ECLI:NL:CBB:2003:AI0373
College van Beroep voor het bedrijfsleven
- Eerste en enige aanleg
- Rechtspraak.nl
Beroep tegen niet-ontvankelijk verklaring bezwaar varkenshouderij
Op 26 juni 2002 ontving het College van Beroep voor het bedrijfsleven een beroepschrift van appellante tegen een besluit van 16 mei 2002 van verweerder. Dit besluit verklaarde het bezwaar van appellante tegen een eerder besluit van 28 november 2000 niet-ontvankelijk. Het betreft de toepassing van artikel 9 van het Besluit hardheidsgevallen herstructurering varkenshouderij (Bhv). Op 28 augustus 2002 trok verweerder het besluit van 16 mei 2002 in en nam een nieuw besluit, waarbij het bezwaar van appellante ongegrond werd verklaard. Het College ontving op 22 november 2002 een verweerschrift van verweerder. De behandeling van het beroep vond plaats op 24 juni 2003, waarbij de gemachtigde van verweerder aanwezig was, maar appellante niet.
Het College beoordeelt het beroep en stelt vast dat het beroep tegen het besluit van 16 mei 2002 op grond van artikel 6:19, eerste lid, juncto artikel 6:18 van de Algemene wet bestuursrecht (Awb) geacht wordt mede gericht te zijn tegen het besluit van 28 augustus 2002. Het College concludeert dat appellante geen belang meer heeft bij de toetsing van het ingetrokken besluit van 16 mei 2002 en verklaart het beroep tegen dat besluit niet-ontvankelijk.

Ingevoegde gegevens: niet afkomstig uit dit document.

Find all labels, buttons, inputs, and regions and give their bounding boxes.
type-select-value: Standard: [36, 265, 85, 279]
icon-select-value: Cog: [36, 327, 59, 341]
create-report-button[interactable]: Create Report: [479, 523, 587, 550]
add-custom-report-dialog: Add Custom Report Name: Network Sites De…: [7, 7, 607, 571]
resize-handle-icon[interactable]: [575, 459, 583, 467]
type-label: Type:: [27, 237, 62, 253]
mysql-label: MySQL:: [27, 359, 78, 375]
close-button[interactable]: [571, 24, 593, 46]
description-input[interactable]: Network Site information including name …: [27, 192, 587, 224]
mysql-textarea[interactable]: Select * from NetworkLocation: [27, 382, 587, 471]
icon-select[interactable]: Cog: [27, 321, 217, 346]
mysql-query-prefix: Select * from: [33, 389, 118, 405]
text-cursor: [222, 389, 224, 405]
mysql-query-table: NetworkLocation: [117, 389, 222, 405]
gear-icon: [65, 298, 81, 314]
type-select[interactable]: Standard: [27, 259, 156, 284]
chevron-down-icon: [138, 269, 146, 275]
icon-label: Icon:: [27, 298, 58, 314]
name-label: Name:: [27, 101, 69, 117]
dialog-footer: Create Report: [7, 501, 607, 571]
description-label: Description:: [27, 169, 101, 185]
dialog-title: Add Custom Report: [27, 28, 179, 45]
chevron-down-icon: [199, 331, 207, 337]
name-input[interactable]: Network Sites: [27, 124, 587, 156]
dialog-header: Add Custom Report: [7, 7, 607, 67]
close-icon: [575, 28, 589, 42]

Het Bhv, dat is gebaseerd op artikel 25 van de Wet herstructurering varkenshouderij (Whv), stelt dat bij algemene maatregel van bestuur regels kunnen worden gesteld voor gevallen waarbij de bepaling van de hoogte van het varkensrecht leidt tot onbillijkheden. Artikel 9 van het Bhv stelt dat het varkensrecht kan worden vergroot, maar deze vergroting blijft achterwege indien deze minder dan tien procent bedraagt. Het College stelt vast dat in het geval van appellante sprake is van een vergroting van minder dan tien procent. De stelling van appellante dat de uitbreiding bij afronding wel op tien procent zou uitkomen, wordt niet onderbouwd en kan niet leiden tot gegrondverklaring van het beroep.
Het College concludeert dat verweerder artikel 9 Bhv correct heeft toegepast en dat er geen strijd is met hogere regelgeving of fundamentele rechtsbeginselen. Het beroep tegen het besluit van 28 augustus 2002 wordt ongegrond verklaard. Er zijn geen termen voor een proceskostenveroordeling. De beslissing van het College is dat het beroep tegen het besluit van 16 mei 2002 niet-ontvankelijk wordt verklaard en het beroep tegen het besluit van 28 augustus 2002 ongegrond wordt verklaard.